Not knowing is an uncomfortable experience. As human beings, we are naturally curious. We seek to understand, predict and control – it helps us learn and it keeps us safe. Uncertainty can feel dangerous because we cannot predict with complete confidence what will happen. As a result, both our hearts and minds may race.

While it is quite natural to experience uncertainty as uncomfortable, for some it is seemingly unbearable. Psychologists have even suggested that finding it difficult to cope with the experience of not knowing (also known as intolerance of uncertainty) could seriously affect our mental health – occurring alongside a number of conditions. But does it play any part in causing them? My review, published in Cognitive Therapy and Research, aimed to find out.

It’s easy to see how the concept of uncertainty is linked to mental health. If uncertainty can feel dangerous, then it might feed our worry and anxiety. What’s more, if getting rid of that feeling of uncertainty feels essential, then the compulsion to wash our hands again and again to make sure they are clean and safe might also feel essential.

And if we ultimately feel unable to cope with the change and unpredictability life throws at us, then it’s understandable that we are at risk of feeling defeated and depressed.

The unknown is often worse in our imagination. Marcos Mesa Sam Wordley/shutterstcok

The science

By looking at the scientific evidence as a whole, I asked whether intolerance of uncertainty really has the far reaching influence on mental health difficulties suggested. And importantly, does it cause those difficulties?

The answer is not straightforward. Overall, the evidence is full of mixed findings and there are strikingly few studies that actually test what happens to a person’s mental health when their ability to tolerate uncertainty changes. Such change does seem possible. We see it in the lab, such as when people are encouraged to think of uncertainty as a problem versus something that can be accepted. And we see it in therapy, through treatments like cognitive behavioural therapy – which helps people manage their problems by changing how they think or act.
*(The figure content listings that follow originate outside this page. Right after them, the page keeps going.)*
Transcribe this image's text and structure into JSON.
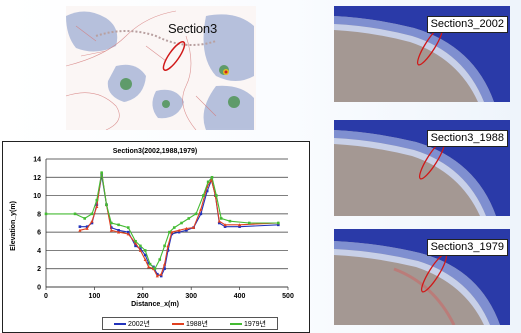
{
  "map": {
    "label": "Section3"
  },
  "panels": [
    {
      "label": "Section3_2002"
    },
    {
      "label": "Section3_1988"
    },
    {
      "label": "Section3_1979"
    }
  ],
  "colors": {
    "s2002": "#2233bb",
    "s1988": "#e04020",
    "s1979": "#44bb33"
  },
  "chart_data": {
    "type": "line",
    "title": "Section3(2002,1988,1979)",
    "xlabel": "Distance_x(m)",
    "ylabel": "Elevation_y(m)",
    "xlim": [
      0,
      500
    ],
    "ylim": [
      0,
      14
    ],
    "xticks": [
      "0",
      "100",
      "200",
      "300",
      "400",
      "500"
    ],
    "yticks": [
      "0",
      "2",
      "4",
      "6",
      "8",
      "10",
      "12",
      "14"
    ],
    "grid": "horizontal",
    "legend_position": "bottom",
    "series": [
      {
        "name": "2002년",
        "color": "#2233bb",
        "points": [
          [
            70,
            6.6
          ],
          [
            85,
            6.6
          ],
          [
            95,
            7
          ],
          [
            105,
            9
          ],
          [
            115,
            12.2
          ],
          [
            125,
            9
          ],
          [
            135,
            6.5
          ],
          [
            150,
            6.2
          ],
          [
            170,
            6
          ],
          [
            185,
            4.5
          ],
          [
            195,
            4.2
          ],
          [
            205,
            3.5
          ],
          [
            212,
            2.6
          ],
          [
            222,
            2.2
          ],
          [
            230,
            1.4
          ],
          [
            238,
            1.2
          ],
          [
            245,
            2
          ],
          [
            252,
            4
          ],
          [
            260,
            5.8
          ],
          [
            275,
            6
          ],
          [
            290,
            6.2
          ],
          [
            305,
            6.5
          ],
          [
            320,
            8
          ],
          [
            333,
            10.5
          ],
          [
            342,
            11.7
          ],
          [
            350,
            10
          ],
          [
            358,
            7
          ],
          [
            370,
            6.6
          ],
          [
            400,
            6.6
          ],
          [
            480,
            6.8
          ]
        ]
      },
      {
        "name": "1988년",
        "color": "#e04020",
        "points": [
          [
            70,
            6.2
          ],
          [
            85,
            6.4
          ],
          [
            95,
            7.2
          ],
          [
            105,
            8.8
          ],
          [
            115,
            12.5
          ],
          [
            125,
            9
          ],
          [
            135,
            6.2
          ],
          [
            150,
            6
          ],
          [
            170,
            5.8
          ],
          [
            185,
            4.8
          ],
          [
            195,
            4
          ],
          [
            205,
            3
          ],
          [
            212,
            2.2
          ],
          [
            222,
            2
          ],
          [
            230,
            1.2
          ],
          [
            238,
            1.4
          ],
          [
            245,
            2.5
          ],
          [
            252,
            4.5
          ],
          [
            260,
            6
          ],
          [
            275,
            6.2
          ],
          [
            290,
            6.4
          ],
          [
            305,
            6.5
          ],
          [
            320,
            8.5
          ],
          [
            333,
            11
          ],
          [
            342,
            11.7
          ],
          [
            350,
            10
          ],
          [
            358,
            7.2
          ],
          [
            370,
            6.8
          ],
          [
            400,
            6.8
          ],
          [
            480,
            7
          ]
        ]
      },
      {
        "name": "1979년",
        "color": "#44bb33",
        "points": [
          [
            0,
            8
          ],
          [
            60,
            8
          ],
          [
            80,
            7.5
          ],
          [
            95,
            8
          ],
          [
            105,
            9.5
          ],
          [
            115,
            12.5
          ],
          [
            125,
            9
          ],
          [
            135,
            7
          ],
          [
            150,
            6.8
          ],
          [
            170,
            6.5
          ],
          [
            185,
            5
          ],
          [
            195,
            4.5
          ],
          [
            205,
            4
          ],
          [
            215,
            2.5
          ],
          [
            225,
            2
          ],
          [
            235,
            3
          ],
          [
            245,
            4.5
          ],
          [
            255,
            6
          ],
          [
            265,
            6.5
          ],
          [
            280,
            7
          ],
          [
            295,
            7.5
          ],
          [
            310,
            8
          ],
          [
            325,
            10
          ],
          [
            335,
            11.5
          ],
          [
            343,
            12
          ],
          [
            352,
            10
          ],
          [
            362,
            7.5
          ],
          [
            380,
            7.2
          ],
          [
            420,
            7
          ],
          [
            480,
            7
          ]
        ]
      }
    ]
  }
}
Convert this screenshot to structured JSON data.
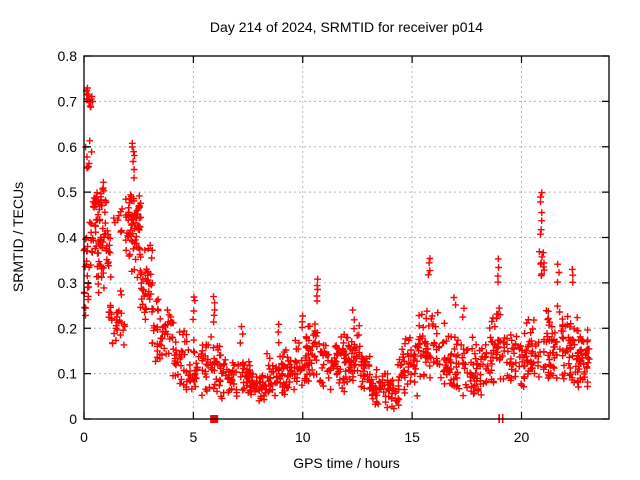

We are certainly not at the point where we can confidently explain what role our response to uncertainty plays in our mental health, but we can cautiously offer some possibilities based on the research as a whole. While the findings are mixed, the best evidence that intolerance of uncertainty may cause mental health difficulties is for anxiety. In fact, a number of studies have found it may cause or increase symptoms of anxiety. That’s because when we struggle to cope with the experience of uncertainty, our minds may worry and come up with an increasing number of frightening possibilities.

The struggle with uncertainty might also help us understand depression. Some evidence suggests that we may find that our mood is more negative when we feel less able to cope with the unknown. But low mood is only part of the experience of depression, so fuller investigation is needed.

Perhaps surprisingly, there is little evidence to support the idea that difficulty in dealing with uncertainty plays a part in causing the compulsions and obsessions seen in OCD. But, of the difficulties that have been explored, this is also the area with the least research.